The Falkland Islands, or Islas Malvinas as they are called in Argentina, are located in the South Atlantic. The islands belong geographically to South America, they are situated 600-800 km east of southern Argentina's coast and the Tierra del Fuego. The Falkland islands are a British overseas territory. Since 1833, there have been Argentinian claims to the islands, leading to the outbreak of the Falklands war in 1982, provoked by Argentina. The war was finally won by the UK. In recent years, the Falklands have become increasingly popular as a tourist destination and are visited by up to 50,000 people each year. The unique wildlife on the islands, in particular the penguin colonies and albatrosses, are the main attraction of the Falkland islands.
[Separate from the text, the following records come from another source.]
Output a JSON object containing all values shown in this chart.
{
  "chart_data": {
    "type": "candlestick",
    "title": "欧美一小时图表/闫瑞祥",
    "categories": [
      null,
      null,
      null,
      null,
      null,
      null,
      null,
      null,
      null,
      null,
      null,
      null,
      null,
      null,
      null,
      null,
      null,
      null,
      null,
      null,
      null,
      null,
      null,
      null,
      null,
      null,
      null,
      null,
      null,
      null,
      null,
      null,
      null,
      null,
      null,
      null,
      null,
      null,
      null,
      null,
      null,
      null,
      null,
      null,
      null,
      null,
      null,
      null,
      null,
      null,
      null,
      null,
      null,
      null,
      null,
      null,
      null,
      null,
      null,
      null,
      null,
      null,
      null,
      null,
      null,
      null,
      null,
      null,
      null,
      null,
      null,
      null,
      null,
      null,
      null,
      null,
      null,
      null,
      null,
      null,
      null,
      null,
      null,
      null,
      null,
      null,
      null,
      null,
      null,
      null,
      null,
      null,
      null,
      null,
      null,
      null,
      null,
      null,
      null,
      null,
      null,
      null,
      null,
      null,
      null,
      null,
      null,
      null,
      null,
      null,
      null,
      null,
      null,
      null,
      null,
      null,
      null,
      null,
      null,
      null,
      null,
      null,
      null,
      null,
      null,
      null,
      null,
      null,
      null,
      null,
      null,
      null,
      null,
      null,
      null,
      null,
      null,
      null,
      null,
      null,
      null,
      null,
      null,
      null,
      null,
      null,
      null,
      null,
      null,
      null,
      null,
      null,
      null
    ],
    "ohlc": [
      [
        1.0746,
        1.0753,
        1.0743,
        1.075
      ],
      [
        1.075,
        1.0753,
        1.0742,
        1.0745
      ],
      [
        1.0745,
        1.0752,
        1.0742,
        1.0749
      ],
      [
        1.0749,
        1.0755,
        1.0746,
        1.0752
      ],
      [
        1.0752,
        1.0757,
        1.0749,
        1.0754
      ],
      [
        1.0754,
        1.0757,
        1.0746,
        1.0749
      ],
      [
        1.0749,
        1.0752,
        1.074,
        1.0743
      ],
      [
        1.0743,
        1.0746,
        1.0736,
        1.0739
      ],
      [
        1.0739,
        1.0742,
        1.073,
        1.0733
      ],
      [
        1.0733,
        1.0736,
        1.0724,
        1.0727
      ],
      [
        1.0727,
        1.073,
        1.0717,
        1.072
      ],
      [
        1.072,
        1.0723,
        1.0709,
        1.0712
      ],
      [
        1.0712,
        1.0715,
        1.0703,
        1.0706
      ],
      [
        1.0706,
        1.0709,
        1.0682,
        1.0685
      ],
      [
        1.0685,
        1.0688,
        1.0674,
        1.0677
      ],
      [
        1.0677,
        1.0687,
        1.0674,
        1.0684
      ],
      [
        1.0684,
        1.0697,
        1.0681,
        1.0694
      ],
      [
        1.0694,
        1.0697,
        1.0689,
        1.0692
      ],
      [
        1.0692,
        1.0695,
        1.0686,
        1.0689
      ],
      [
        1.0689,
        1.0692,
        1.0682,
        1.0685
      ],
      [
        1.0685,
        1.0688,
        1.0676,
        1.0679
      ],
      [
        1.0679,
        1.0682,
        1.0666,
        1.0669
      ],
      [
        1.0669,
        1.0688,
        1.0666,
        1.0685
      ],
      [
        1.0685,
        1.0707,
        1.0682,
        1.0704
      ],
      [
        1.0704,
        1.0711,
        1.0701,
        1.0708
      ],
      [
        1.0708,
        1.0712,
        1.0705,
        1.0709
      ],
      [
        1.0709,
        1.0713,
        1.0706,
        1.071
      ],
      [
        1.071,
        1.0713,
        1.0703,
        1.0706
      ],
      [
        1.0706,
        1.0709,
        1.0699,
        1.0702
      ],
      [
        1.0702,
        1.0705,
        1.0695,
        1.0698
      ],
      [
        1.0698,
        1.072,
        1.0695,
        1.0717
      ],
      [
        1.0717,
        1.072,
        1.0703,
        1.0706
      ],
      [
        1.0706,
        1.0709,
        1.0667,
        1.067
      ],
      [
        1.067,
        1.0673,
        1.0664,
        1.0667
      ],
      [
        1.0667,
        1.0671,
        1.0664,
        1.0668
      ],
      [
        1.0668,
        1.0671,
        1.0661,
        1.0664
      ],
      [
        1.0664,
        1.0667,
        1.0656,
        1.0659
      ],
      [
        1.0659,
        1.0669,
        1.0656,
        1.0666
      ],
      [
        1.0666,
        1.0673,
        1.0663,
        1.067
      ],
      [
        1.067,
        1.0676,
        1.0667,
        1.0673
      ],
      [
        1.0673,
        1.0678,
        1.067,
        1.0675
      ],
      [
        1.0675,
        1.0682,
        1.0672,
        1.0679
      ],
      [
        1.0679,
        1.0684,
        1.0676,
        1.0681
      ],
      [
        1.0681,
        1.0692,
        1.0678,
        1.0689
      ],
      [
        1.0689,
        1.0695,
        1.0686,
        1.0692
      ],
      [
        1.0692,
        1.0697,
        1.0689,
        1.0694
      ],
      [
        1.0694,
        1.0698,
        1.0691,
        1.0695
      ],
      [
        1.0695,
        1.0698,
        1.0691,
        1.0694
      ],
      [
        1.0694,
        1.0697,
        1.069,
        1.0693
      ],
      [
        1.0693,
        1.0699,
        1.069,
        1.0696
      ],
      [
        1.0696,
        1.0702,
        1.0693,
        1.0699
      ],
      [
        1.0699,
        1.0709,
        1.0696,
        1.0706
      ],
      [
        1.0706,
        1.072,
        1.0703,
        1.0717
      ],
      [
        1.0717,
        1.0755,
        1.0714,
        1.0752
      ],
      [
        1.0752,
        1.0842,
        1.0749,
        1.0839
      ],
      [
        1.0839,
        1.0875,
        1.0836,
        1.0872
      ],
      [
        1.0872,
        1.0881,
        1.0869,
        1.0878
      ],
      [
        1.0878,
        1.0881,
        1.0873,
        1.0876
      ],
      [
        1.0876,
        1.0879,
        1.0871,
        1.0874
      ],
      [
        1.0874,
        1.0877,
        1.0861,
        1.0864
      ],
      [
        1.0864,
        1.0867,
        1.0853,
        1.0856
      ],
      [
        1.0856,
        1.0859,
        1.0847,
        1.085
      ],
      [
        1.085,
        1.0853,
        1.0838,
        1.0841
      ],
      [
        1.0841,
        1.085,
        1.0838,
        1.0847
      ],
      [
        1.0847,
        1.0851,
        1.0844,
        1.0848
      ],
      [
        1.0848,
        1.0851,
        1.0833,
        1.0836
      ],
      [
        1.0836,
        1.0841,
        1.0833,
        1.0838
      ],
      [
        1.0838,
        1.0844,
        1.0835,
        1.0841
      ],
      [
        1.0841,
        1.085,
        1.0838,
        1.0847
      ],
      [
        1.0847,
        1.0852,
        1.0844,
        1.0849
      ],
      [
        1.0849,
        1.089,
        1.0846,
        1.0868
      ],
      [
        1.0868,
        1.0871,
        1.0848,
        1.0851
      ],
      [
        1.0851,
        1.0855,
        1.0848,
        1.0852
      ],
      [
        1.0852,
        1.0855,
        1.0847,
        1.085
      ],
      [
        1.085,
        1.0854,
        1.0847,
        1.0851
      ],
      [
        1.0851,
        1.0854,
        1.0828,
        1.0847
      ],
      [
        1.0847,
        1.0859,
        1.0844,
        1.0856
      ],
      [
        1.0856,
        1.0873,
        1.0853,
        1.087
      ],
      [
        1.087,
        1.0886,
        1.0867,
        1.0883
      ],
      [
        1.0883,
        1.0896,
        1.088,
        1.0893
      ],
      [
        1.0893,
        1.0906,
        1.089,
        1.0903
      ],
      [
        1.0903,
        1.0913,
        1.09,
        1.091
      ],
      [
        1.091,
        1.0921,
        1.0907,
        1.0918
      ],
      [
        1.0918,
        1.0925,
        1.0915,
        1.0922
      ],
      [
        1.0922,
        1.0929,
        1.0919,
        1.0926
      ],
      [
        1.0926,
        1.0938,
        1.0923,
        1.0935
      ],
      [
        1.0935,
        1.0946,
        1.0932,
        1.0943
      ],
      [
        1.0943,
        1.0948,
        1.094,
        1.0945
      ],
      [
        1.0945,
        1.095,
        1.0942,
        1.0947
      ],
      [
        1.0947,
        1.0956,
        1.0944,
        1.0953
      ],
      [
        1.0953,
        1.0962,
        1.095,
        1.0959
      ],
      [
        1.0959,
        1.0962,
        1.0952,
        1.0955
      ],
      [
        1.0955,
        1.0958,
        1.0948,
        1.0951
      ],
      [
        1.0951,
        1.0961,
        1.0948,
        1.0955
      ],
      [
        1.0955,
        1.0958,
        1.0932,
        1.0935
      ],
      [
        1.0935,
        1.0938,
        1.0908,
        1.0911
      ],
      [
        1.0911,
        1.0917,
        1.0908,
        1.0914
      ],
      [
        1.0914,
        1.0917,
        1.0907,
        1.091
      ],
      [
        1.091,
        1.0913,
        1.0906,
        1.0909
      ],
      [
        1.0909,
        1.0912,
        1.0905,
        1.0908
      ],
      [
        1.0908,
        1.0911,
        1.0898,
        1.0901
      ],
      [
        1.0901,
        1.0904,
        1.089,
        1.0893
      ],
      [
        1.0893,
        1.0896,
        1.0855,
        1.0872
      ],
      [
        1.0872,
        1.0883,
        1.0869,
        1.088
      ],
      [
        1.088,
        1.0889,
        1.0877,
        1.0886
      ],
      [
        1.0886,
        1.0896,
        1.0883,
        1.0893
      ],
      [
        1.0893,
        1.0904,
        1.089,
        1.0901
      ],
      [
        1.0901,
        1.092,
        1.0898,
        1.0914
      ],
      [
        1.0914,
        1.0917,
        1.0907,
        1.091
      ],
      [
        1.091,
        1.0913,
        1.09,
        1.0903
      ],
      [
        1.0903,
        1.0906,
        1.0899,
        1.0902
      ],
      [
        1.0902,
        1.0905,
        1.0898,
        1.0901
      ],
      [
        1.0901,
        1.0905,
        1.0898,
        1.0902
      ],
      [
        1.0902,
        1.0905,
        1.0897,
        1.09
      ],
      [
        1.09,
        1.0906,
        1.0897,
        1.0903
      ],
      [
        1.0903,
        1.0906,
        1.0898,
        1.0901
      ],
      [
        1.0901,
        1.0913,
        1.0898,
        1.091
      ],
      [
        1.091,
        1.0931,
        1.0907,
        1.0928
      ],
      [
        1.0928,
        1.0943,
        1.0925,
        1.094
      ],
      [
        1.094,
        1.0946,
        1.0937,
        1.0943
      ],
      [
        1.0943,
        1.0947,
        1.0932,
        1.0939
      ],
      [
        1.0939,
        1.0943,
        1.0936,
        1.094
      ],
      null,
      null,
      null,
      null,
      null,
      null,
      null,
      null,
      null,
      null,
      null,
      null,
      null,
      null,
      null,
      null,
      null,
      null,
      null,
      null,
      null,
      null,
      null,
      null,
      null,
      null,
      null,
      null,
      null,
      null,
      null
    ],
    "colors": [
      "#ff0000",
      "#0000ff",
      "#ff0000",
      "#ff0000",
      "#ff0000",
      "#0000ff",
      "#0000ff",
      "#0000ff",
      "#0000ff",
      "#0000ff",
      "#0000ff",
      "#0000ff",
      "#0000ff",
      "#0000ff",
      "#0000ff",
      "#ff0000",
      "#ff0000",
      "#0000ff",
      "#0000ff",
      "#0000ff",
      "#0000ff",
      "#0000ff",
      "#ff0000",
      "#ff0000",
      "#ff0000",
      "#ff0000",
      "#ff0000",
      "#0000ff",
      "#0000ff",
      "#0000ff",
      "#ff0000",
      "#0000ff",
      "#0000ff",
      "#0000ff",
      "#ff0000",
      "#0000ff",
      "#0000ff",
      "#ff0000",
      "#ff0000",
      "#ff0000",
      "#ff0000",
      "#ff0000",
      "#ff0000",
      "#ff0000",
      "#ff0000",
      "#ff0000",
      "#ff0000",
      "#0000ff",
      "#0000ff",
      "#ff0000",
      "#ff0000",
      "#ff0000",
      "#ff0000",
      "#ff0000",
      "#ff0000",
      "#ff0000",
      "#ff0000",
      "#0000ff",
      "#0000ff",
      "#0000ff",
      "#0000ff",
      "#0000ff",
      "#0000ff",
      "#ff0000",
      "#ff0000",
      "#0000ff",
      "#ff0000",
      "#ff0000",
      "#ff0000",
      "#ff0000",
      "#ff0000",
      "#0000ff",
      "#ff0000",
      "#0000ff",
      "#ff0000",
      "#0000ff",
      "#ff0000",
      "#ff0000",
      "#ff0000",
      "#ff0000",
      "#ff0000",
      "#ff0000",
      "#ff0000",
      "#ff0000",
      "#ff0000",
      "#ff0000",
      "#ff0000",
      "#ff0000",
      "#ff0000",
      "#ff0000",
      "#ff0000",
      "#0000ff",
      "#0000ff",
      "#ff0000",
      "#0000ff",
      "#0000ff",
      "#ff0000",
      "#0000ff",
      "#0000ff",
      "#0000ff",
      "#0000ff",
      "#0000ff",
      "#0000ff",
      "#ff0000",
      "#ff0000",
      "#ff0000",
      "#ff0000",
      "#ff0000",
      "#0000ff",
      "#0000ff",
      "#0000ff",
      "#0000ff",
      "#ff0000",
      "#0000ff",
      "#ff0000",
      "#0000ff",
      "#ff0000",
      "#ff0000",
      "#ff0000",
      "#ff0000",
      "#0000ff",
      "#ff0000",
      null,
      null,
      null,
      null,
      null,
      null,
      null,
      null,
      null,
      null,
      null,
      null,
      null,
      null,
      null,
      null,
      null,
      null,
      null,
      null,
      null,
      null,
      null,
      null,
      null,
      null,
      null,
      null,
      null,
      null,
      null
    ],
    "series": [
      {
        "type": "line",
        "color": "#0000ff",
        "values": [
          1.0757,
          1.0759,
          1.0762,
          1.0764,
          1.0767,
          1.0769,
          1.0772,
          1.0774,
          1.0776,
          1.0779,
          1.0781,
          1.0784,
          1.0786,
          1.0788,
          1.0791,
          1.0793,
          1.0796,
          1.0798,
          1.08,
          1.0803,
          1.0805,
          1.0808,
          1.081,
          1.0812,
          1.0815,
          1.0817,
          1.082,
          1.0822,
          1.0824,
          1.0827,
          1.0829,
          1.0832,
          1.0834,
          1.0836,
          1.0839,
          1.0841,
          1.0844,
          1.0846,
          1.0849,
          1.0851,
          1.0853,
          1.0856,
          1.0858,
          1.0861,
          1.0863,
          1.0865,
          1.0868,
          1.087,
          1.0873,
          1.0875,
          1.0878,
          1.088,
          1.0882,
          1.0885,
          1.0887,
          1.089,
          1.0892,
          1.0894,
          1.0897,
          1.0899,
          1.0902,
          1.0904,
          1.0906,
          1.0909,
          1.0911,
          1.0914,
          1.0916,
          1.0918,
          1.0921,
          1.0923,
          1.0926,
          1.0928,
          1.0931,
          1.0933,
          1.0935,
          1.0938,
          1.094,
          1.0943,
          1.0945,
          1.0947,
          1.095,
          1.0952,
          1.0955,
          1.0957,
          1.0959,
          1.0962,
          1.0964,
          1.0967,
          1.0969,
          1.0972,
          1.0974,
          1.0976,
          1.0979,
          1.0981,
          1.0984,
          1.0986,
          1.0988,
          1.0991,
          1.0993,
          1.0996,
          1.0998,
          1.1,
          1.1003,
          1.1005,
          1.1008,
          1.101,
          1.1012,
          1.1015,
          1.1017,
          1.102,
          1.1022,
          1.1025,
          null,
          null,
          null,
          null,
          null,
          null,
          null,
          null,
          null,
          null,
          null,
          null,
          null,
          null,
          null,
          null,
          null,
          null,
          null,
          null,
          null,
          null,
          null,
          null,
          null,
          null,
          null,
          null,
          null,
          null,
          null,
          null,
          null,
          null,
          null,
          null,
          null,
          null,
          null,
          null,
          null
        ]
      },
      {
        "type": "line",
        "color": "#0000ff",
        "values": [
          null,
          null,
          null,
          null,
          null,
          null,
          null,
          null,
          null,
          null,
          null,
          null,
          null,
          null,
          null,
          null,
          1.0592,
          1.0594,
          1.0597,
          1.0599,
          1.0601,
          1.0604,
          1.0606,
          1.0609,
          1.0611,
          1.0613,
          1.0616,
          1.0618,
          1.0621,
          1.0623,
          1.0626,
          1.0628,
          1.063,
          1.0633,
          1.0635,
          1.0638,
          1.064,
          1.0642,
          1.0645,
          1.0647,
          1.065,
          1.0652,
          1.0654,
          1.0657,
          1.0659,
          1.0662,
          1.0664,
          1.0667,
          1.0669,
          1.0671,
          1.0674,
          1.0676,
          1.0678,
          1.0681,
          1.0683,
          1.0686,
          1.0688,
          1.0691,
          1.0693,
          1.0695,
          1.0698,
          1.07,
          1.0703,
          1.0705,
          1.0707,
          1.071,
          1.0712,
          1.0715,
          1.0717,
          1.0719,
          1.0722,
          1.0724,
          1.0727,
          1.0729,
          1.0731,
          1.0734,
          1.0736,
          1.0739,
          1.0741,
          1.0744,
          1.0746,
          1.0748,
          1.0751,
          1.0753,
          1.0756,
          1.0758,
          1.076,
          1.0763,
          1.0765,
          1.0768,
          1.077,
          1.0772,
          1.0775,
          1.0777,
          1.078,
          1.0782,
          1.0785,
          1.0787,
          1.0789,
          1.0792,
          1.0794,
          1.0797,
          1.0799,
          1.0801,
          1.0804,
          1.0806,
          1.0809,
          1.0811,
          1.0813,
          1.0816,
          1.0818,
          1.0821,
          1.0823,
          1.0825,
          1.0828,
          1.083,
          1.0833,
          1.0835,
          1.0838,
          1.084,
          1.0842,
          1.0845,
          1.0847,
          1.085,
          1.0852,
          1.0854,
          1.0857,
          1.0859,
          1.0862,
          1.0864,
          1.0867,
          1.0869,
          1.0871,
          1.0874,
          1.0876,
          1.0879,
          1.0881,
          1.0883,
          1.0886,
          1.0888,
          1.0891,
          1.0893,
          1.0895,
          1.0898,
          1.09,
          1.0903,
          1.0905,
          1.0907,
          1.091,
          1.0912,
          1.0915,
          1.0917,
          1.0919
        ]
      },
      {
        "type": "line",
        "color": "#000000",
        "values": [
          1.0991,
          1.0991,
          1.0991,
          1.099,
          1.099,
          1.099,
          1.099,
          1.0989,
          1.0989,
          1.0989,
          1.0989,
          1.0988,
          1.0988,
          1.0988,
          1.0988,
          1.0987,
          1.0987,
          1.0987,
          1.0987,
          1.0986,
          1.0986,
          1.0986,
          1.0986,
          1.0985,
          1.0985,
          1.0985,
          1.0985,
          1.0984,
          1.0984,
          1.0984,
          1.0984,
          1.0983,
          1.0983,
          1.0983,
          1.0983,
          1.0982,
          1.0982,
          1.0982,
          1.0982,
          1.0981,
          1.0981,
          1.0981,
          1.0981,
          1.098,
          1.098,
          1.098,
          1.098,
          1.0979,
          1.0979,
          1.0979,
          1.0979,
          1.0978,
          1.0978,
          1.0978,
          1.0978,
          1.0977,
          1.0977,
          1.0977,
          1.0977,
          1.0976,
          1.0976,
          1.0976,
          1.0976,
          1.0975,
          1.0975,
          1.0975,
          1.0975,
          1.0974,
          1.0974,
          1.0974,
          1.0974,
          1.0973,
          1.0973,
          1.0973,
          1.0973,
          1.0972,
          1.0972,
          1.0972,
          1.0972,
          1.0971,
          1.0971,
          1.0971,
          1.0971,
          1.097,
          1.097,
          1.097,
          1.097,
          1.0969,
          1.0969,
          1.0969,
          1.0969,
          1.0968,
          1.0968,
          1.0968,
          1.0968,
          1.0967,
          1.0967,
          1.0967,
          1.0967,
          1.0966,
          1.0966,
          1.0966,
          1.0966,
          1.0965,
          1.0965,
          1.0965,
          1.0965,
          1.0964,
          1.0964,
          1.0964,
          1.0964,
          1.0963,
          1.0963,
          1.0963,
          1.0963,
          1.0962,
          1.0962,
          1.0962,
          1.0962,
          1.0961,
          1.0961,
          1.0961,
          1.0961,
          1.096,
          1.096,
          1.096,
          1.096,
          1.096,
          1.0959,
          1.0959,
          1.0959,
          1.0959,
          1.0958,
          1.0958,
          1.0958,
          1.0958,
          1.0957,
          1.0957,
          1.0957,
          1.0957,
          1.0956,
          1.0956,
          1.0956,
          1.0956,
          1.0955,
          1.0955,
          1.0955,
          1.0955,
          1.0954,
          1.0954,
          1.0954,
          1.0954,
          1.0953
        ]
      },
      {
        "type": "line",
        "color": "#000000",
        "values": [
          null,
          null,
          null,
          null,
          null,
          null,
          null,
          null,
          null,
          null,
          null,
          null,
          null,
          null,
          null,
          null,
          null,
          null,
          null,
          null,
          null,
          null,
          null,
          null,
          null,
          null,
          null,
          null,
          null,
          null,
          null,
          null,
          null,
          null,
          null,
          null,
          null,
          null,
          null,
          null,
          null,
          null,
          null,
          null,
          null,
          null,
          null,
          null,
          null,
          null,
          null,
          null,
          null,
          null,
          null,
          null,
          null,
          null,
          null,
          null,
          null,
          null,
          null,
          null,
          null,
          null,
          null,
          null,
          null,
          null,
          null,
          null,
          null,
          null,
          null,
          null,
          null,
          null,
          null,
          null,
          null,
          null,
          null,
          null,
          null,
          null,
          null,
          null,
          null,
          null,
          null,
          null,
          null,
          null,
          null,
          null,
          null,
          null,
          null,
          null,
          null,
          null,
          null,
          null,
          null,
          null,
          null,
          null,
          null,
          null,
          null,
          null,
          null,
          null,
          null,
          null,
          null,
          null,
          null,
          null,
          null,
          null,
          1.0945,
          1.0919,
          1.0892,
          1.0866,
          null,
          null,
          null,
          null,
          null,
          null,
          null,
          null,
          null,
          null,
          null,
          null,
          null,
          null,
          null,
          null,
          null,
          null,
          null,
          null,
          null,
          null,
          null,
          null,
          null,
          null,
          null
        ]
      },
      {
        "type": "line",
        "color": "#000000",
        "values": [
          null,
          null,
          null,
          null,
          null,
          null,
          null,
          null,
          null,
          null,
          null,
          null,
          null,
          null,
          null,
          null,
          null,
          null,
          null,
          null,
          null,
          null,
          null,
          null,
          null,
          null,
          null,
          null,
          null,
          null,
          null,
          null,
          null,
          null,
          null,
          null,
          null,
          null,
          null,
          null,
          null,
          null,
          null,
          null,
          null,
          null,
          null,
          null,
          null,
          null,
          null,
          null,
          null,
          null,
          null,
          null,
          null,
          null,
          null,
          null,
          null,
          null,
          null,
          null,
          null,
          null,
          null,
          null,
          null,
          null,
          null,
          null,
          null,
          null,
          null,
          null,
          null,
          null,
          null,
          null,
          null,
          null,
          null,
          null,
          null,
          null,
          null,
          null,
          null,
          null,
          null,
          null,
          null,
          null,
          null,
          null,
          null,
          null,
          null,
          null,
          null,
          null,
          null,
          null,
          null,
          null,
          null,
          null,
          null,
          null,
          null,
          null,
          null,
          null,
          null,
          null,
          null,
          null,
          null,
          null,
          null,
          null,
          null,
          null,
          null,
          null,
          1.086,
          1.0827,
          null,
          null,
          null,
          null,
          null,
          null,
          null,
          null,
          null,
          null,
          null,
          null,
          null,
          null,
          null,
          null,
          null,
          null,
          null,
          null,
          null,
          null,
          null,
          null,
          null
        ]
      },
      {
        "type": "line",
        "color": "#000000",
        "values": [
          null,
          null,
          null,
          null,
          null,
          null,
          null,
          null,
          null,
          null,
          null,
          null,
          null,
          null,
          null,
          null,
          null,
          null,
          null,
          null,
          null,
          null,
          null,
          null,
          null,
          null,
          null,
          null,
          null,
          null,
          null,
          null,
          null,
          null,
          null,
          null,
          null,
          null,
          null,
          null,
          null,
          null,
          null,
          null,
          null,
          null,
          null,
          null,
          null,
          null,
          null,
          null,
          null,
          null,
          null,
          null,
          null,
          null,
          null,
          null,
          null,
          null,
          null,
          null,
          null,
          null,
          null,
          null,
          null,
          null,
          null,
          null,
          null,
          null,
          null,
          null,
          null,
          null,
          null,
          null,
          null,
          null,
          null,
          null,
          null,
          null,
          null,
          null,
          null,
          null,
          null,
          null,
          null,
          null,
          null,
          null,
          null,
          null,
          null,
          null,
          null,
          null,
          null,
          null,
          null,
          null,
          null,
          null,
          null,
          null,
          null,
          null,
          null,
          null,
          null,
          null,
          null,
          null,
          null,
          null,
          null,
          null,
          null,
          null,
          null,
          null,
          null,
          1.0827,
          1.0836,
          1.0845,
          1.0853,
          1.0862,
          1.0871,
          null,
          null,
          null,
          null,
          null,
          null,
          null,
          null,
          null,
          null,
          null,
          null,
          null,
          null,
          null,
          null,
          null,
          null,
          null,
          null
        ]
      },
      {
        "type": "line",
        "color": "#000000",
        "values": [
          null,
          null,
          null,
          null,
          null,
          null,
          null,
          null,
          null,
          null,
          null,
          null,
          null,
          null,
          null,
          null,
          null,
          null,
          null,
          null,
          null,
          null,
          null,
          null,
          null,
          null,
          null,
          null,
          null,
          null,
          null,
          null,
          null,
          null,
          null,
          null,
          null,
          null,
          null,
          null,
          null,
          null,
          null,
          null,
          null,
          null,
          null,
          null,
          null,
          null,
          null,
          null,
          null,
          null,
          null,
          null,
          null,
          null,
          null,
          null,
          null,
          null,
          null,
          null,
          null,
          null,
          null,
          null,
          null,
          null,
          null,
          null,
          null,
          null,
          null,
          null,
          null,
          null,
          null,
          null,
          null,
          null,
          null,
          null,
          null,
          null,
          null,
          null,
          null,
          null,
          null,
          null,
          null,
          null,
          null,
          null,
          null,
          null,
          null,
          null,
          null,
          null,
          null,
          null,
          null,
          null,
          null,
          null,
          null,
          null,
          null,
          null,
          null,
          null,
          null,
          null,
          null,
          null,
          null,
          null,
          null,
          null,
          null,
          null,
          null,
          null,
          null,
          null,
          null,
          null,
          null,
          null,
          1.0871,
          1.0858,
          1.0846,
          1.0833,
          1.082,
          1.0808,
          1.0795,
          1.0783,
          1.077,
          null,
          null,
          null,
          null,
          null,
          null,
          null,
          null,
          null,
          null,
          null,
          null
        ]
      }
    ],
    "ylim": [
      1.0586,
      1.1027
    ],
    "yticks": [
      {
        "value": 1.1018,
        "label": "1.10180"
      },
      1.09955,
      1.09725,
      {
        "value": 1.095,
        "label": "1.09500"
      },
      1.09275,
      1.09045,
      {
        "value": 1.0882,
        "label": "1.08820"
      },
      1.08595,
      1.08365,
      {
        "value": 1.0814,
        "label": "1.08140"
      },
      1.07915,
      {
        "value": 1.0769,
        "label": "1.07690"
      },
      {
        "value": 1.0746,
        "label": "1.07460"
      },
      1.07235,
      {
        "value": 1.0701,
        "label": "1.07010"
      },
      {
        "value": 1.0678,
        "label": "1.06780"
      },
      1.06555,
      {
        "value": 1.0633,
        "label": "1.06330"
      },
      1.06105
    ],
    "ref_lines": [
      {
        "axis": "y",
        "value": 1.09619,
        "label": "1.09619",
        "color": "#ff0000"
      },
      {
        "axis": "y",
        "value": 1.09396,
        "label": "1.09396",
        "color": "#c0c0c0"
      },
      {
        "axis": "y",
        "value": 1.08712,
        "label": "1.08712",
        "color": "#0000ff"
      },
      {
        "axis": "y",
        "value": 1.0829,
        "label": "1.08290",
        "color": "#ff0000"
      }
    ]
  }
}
Geography. 200 islands are part of the Falkland Islands group. The main islands are West Falkland (Arg: Gran Malvina) and East Falkland (Arg: Soledad), each measuring 6,000 km ². The north of both of these islands is hilly. The hills stretch from west to east and Mount Usborne is the highest elevation with an altitude of 708 m.
Weather. The climate on the islands is cold, rainy and windy; winters are mild, summers cool.
Travel. The International Airport Mount Pleasant Airport is located 56 km or 35 miles from Stanley. Flights to the Falkland Islands are available from the UK or Chile. British Airways and LAN Chile operate flights from London Gatwick to Santiago de Chile. Once weekly, on Saturdays, LAN Chile flies to Punta Arenas in Chile and then operates an onward flight to Stanley.
Capital. The capital city, Stanley, has 2,000 inhabitants. This is the cultural and economic centre of the Falkland Islands. The most southerly Anglican church in the world, Port Stanley Church, is well worth a visit.